Duygusal zeka bir kişinin anlama yeteneği ve duyguları kavrayabilme, bilgilerini karar verme üzerinde kullanmaya dayanır. Duygusal zeka; empati, sempati ve merhamet niteliklerinin karışımını içerir.
Tabi ki bu nitelikler daha iyi biri olmamızı sağlar. Aynı zamanda bunlar kötü iletişim alışkanlıklarınızı da değiştirir böylelikle başkalarından en iyi şekilde geri bildirim alırsınız.
Bu üç soru metodu ile kendinizi sonradan pişman olacağınız şeyleri daha söylemeden konuşmalarınızda istenmeyen sözcüklerin kontrolünü elde edebileceksiniz.
Hayati 3 soru
Bir şeyler söylemeden önce kendi kendinize sormanız gereken üç soru var.
- Söylenmesi gereken bir şey mi?
- Benim tarafımdan söylenmesi gereken bir şey mi?
- Benim tarafımdan, şimdi söylenmesi gereken bir şey mi?
Bu metodun çalışma şeklini bir örnek üzerinde düşünelim:
Sizin bir iş yerinde yönetici olduğunuzu ve sizin personelinizle ilişkilerinizi geliştirmek için çok çabaladığınızı varsayalım. Bir gün bir çalışanın iş yerinde harika bir iş yaptığına şahit oldunuz ve tüm ekibi tebrik etmeyi düşündünüz.
Daha sonradan birden birkaç hafta önce ne kadar dağınık olduklarını hatırladınız ve bu konuda bir uyarı verme ihtiyacı duydunuz. Ve kendi kendinize onlara bu yaptıklarını unuttuğumu söylemekle başlayayım dediniz.
Ama yapmadan önce kendinize bu soruları sorun:
- Söylenmesi gereken bir şey mi?
- Benim tarafımdan söylenmesi gereken bir şey mi?
- Benim tarafımdan, şimdi söylenmesi gereken bir şey mi?
Eğer bunları yapmazsanız daha sonradan hata yaptığınızı fark edeceksiniz ama artık söz ağızdan çıkan çıkmış olur. Ve muhtemelen kötü geri bildirim alırsınız ve aslında yapmak istediğinizin çok dışına çıkarsınız. Çalışanlar öncelikle güzel bir şey dediğinizi ama devamında ne demek istediğinizi anlamadıklarını ne demek istediğinizi sorarlar.
Eğer kendinize bu üç soruyu sormuş olsaydınız muhtemelen çıkarımları elde ederdiniz:
- Tüm olanlardan sonra söylemek istediğinizin önemsiz kaldığını ve fikrinizin değiştiğini göreceksiniz.

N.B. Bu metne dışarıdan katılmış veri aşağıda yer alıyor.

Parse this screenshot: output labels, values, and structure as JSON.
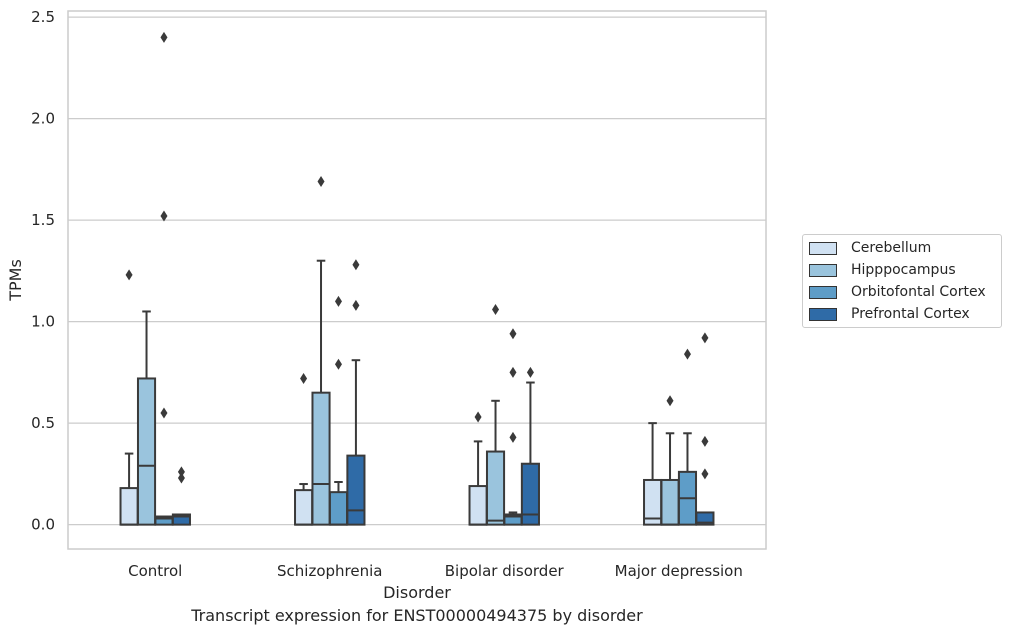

- Belki de ilk olarak ekip lideri ile düşüncelerini paylaşmanın daha doğru olduğunu fark edeceksiniz. Birkaç hafta önce gördükleriniz aslında olduğunu zannettiğiniz gibi olmayabilir.
- Belki de gördüğünüz sorunla ilgili kendinizi bir şeyler söylemek zorunda hissedebilirsiniz ancak söylemeniz gereken zaman bu değil. Konuşacaklarınızı daha iyi bir şekilde düzenledikten sonra ilgili kişilerle daha sonra konuşmak daha doğru olur.
Bu küçük senaryo sadece bir şeyler söylemeden önce bu üç sorunun yaratacağı sonuçlar üzerinde derlenmişti. Bu üç soruyu hayatınızın her alanına yayarsanız birçok olumsuz olayı daha gerçekleşmeden önleyebilirsiniz.
Dengeli tutun
Elbette ki gün boyunca kurduğunuz her bir cümleden önce bu üç soru metodunu uygulamayı önermiyorum. Kullanıp kullanmayacağınız kritik zamanları zaten kendinizde kolaylıkla bulabilirsiniz. Ancak şuna inanıyorum ki öyle kritik anlar olur ki bu üç soruyu uyguladığınızda beklide hayatınızda büyük yıkımlara neden olabilecek birçok sorunu oluşmadan söylenecek doğru sözcükleri belirleyerek engelleyebilirsiniz.